Existe en el toreo un adagio que reza; “los de valor a mandar y los de arte a acompañar” Y no es que los de arte no posean el atributo de valentía en diferentes cantidades, cualquiera que se pare a intentar darle unos pases a un toro, lo posee. Sin embargo, los llamados toreros de valor son reconocidos así, generalmente por ser más arriesgados en su quehacer y más regulares en sus actuaciones, que los llamados de arte.
Los toreros categorizados como artistas, son a la vez admirados y rechazados, lo primero, porque el sello que imprimen a su estilo de torear, generalmente impacta con un pase o con su lance e incluso con algún detalle, que tienen sin torear, como, por ejemplo: Morante de la Puebla, regando el albero con el fin de dejarlo a su entero gusto.

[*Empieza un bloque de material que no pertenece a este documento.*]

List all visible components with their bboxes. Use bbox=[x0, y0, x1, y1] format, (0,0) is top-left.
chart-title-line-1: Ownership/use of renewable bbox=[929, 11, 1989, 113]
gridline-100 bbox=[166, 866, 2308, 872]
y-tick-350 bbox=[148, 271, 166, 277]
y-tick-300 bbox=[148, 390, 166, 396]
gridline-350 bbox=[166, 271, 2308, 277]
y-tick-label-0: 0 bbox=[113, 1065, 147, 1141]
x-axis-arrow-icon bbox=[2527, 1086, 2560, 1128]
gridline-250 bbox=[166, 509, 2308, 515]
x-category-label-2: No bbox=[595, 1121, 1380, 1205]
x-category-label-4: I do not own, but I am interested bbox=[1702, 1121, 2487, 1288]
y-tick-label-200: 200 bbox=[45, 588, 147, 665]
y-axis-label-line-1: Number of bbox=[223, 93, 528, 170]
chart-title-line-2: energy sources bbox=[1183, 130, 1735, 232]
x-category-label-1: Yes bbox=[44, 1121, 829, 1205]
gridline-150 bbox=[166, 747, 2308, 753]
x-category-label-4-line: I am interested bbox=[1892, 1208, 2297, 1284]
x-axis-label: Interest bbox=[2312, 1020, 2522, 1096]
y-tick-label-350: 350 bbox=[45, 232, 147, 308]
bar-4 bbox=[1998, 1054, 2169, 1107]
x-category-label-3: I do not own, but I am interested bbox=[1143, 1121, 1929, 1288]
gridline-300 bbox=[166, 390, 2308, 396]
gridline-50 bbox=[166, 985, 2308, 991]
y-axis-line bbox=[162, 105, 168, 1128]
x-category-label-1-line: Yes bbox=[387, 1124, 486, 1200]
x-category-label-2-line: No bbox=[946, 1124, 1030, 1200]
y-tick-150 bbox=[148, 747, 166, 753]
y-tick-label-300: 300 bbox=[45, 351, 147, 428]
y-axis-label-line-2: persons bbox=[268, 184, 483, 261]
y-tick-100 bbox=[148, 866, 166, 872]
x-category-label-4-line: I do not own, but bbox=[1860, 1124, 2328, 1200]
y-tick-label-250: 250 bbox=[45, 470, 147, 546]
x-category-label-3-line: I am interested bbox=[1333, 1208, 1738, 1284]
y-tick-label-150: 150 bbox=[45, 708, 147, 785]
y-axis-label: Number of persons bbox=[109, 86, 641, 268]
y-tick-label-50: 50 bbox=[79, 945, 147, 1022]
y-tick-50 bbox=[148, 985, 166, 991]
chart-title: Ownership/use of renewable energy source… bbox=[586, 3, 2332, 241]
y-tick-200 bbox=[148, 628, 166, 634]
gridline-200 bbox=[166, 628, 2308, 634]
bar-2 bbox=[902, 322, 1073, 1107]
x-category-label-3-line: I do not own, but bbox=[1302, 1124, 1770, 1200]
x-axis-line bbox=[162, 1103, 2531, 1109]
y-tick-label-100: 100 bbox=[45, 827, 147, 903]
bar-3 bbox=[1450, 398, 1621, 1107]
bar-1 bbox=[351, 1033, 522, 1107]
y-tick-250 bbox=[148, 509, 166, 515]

Lo segundo, es que los acusan de abúlicos e indecisos, a veces hasta medrosos en su quehacer.
Frente a la concepción de poder -dominar el ímpetu del toro, entender sus reacciones y someter sus acometidas- se presenta, la de aplicar las normas del toreo, para conseguir la armonía y aquí se vale equipararlos, pues mientras unos se inclinan más por la técnica, los otros se van por su interpretativa.
Generalmente, el escalafón lo han encabezado los primeros: los otros van detrás en los números, con el propósito de construir estética en cada una de sus interpretaciones, sin voltear mucho al marcador de trofeos, que tanto importa a los primeros, o el número de festejos en los que actúan. Saben los segundos, que el público va a verles detalles, por la expresión de su sentimiento.